Mein Wort zum Samstag. Und Sonntag. Und überhaupt.

In der vergangenen Zeit frag ich mich immer öfter: Leb ich eigentlich richtig? Gut, zugegeben, das hat jetzt viel mit einigen Umbrüchen bei mir zu tun (und wahrscheinlich auch mit meinem permanenten Schlafmangel und der grad ausbrechenden Halsentzündung. Vor allem bei zuwenig Schlaf hab ich meine Emotionen nicht im Griff. Da ist dann alles Weltuntergang und die kleinsten Kleinigkeiten blasen mich auf Stunden/Tage um. Da versteh ich nicht nur, wenn Schwangere bei der Merci-Werbung heulen, da heul ich gleich mit.), aber auch mit dem einen oder anderen Gespräch in letzter Zeit, das in mir nachwirkt.

Also.

Ich leb nicht öko. Ich leb unabsichtlich ein bissl ökologischer als früher, weil sämtliche Räder, die ich unter meinen Füßen hab, nur noch von selbigen betrieben werden können, so ganz ohne motorische Unterstützung. Und ich geb zu – es nervt mich. Ich bin auch im Alltag nicht 100 Prozent öko. Manchmal stopf ich mir einen Keks in den Mund, der aus einer Packung aus dem Supermarkt kommt, und ich weiß schon währenddessen: Hmpf. Käfigeier. Aber ich tus dann halt trotzdem, weil die Dinger vor meiner Nase stehen. Immerhin, selbst kaufen tu ich sie nicht. Weil ich sie eigentlich gar nicht so gut find. Aber so vor meiner Nase eben….. blöde Nase. 🙂 Anderes Beispiel: In meiner Wohnung stehen auch Teile vom Möbelschweden. Seit ein paar Wochen auch ein neuer Teppich. Ich hab vorher nach „fairen“ Teppichen geschaut, und kann sie mir nicht leisten, und auf willhaben gab nichts nach meinen Vorstellungen (wobei willhaben mich da wirklich selten im Stich lässt). Aber einen Teppich hab ich gebraucht.
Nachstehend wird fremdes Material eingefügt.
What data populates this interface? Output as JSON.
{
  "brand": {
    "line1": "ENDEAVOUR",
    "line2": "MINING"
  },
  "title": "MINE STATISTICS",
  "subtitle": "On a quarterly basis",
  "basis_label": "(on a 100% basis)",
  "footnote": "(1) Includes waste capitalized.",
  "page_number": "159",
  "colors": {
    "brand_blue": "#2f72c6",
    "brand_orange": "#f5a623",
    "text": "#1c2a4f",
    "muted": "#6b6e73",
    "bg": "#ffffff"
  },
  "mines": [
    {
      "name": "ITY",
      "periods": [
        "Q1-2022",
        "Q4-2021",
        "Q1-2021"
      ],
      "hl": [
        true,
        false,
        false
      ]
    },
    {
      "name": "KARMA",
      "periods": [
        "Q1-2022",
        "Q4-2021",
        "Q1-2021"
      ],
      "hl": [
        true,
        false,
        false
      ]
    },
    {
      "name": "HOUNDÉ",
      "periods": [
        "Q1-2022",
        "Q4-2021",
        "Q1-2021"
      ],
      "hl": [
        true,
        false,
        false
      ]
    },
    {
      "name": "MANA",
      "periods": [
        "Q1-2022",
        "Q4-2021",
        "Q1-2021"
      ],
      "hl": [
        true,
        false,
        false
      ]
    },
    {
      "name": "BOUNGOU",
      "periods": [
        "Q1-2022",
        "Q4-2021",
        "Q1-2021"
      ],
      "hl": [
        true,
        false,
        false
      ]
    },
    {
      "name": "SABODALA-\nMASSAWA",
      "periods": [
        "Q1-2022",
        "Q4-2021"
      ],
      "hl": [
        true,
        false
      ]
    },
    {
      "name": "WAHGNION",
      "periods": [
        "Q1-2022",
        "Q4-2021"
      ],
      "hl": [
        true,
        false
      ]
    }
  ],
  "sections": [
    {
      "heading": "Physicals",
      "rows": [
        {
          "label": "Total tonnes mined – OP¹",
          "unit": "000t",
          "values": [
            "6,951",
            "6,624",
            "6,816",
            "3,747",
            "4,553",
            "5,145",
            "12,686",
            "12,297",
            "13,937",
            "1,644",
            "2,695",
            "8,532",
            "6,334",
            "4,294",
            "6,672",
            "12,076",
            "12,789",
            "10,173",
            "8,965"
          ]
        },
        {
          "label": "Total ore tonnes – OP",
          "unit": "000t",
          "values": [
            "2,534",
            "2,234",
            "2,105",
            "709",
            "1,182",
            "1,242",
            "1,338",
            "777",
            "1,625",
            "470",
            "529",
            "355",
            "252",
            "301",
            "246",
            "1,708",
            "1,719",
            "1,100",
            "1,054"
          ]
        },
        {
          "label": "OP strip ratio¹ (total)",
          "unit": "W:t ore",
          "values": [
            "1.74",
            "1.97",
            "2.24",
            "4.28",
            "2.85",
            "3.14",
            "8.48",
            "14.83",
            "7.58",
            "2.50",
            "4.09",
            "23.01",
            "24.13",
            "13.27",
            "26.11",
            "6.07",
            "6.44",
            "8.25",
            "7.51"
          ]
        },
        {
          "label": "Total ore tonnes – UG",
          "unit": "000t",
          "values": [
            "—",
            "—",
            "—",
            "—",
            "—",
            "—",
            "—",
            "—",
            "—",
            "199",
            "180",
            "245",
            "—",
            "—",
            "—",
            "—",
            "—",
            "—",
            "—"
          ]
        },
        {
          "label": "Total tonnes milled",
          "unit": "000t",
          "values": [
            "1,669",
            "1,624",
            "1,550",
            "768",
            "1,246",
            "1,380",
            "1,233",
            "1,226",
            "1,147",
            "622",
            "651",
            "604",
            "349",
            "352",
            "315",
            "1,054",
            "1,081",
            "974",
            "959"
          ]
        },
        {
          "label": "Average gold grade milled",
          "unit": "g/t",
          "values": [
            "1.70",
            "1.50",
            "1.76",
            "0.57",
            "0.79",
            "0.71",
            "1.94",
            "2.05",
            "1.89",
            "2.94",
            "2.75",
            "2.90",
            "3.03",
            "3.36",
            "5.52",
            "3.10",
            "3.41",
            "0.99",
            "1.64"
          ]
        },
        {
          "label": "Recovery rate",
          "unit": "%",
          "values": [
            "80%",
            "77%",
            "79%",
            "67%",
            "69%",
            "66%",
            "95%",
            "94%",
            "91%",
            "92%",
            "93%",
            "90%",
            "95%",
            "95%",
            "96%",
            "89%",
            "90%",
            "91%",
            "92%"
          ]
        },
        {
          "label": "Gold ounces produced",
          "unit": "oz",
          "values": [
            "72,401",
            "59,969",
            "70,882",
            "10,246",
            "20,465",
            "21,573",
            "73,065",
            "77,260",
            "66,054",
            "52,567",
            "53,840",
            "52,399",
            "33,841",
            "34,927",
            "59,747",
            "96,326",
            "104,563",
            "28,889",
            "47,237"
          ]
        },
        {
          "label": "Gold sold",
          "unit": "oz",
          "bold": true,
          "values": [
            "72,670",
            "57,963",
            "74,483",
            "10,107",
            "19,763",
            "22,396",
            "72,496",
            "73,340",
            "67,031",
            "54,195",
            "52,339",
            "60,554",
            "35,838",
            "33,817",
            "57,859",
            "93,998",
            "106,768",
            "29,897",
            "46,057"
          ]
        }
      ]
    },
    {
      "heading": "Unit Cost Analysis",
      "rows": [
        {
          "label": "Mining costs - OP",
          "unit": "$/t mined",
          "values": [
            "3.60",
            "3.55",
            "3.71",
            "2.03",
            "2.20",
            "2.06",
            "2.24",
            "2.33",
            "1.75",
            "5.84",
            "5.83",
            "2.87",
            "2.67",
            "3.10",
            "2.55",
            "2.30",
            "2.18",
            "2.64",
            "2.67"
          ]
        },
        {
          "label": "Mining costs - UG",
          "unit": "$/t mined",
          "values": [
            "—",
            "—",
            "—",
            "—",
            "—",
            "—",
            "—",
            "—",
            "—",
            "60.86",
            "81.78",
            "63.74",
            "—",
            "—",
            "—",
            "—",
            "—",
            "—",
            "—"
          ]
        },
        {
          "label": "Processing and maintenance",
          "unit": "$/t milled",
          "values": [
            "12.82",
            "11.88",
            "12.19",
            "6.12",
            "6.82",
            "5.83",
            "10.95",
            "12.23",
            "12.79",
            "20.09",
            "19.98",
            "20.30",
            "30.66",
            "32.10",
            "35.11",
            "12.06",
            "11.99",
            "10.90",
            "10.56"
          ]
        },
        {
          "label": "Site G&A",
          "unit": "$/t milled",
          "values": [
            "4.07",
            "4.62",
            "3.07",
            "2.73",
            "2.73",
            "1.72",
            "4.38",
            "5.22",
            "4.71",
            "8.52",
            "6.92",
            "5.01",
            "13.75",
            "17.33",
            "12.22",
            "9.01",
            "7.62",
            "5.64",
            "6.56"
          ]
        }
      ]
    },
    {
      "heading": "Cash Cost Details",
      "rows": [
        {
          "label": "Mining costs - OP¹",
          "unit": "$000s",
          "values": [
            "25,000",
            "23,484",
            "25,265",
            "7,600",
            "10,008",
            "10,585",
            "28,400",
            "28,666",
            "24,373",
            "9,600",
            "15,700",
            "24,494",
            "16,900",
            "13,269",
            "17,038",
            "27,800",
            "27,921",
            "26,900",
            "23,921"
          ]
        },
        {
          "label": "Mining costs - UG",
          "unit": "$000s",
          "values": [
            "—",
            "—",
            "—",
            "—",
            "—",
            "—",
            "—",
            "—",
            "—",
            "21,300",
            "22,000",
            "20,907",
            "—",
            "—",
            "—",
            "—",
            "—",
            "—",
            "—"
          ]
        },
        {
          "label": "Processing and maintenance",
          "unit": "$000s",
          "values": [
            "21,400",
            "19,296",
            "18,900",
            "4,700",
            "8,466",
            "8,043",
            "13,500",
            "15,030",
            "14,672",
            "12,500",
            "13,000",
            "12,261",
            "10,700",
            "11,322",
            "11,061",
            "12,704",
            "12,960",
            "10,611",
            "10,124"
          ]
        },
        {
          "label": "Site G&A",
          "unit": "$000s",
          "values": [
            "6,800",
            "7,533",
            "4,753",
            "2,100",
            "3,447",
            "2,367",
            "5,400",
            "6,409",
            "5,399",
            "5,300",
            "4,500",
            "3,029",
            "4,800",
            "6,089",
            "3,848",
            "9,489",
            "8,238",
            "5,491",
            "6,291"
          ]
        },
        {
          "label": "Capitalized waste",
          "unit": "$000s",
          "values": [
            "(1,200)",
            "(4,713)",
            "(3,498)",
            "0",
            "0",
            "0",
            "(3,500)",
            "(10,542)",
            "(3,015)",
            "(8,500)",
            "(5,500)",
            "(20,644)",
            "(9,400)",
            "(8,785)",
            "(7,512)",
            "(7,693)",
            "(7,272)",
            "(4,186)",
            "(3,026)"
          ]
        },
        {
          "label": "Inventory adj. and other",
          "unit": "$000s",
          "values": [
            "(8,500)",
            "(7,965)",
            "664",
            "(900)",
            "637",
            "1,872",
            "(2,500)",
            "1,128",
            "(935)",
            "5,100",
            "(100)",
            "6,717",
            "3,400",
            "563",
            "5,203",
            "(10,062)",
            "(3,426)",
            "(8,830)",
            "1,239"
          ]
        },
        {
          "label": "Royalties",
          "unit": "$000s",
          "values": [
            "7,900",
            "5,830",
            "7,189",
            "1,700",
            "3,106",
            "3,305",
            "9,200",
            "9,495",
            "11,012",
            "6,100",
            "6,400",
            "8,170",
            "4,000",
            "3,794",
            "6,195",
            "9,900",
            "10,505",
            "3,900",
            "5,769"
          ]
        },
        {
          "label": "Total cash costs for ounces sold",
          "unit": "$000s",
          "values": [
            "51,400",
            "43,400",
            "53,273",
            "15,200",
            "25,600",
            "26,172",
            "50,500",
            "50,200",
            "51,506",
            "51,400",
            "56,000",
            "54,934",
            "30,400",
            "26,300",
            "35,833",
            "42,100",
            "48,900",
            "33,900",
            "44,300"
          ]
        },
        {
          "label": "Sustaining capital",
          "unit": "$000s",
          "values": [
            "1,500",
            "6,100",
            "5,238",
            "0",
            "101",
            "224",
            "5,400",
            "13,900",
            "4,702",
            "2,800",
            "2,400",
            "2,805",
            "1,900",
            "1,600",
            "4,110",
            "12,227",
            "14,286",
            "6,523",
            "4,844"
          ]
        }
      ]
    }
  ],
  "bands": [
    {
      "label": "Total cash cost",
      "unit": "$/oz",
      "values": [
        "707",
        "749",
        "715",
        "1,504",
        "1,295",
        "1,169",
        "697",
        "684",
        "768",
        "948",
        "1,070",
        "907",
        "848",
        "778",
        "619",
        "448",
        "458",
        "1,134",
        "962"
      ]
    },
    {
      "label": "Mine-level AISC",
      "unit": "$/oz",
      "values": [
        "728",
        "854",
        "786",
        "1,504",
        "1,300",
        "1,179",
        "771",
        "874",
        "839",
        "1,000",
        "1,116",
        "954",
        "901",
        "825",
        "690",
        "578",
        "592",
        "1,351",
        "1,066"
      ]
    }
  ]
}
Ich könnt die Liste lang fortsetzen. Ich bin sicher keine, die autark leben will, ihre Energie selbst erzeugen will, ausschließlich bio isst und ihren Fußabdruck auf ein Minimum reduziert hat.  Ich denk mir auch oft: So richtig komplett öko und fair leben, wo kein Mensch für dich in menschenunwürdigen Zuständen schuften musste, kein einziges Nutztier leiden musste (ok, der Punkt wär möglich, aber beim Leder komma halt wieder zur Glaubensfrage Erdöl oder Tier), du der Natur mehr zurückgibst, als du nimmst… das ist heutzutage fast unmöglich. Schon allein dieser Beitrag würde gerade nicht entstehen, auf meinem Laptop, auf meinem alten Sofa (und bei beidem weiß ich nicht: wer hat daran gearbeitet? Chemikalieneinsatz in der Produktion?), in meiner heiztechnisch ziemlich ungünstigen, aber wunderschönen Wohnung.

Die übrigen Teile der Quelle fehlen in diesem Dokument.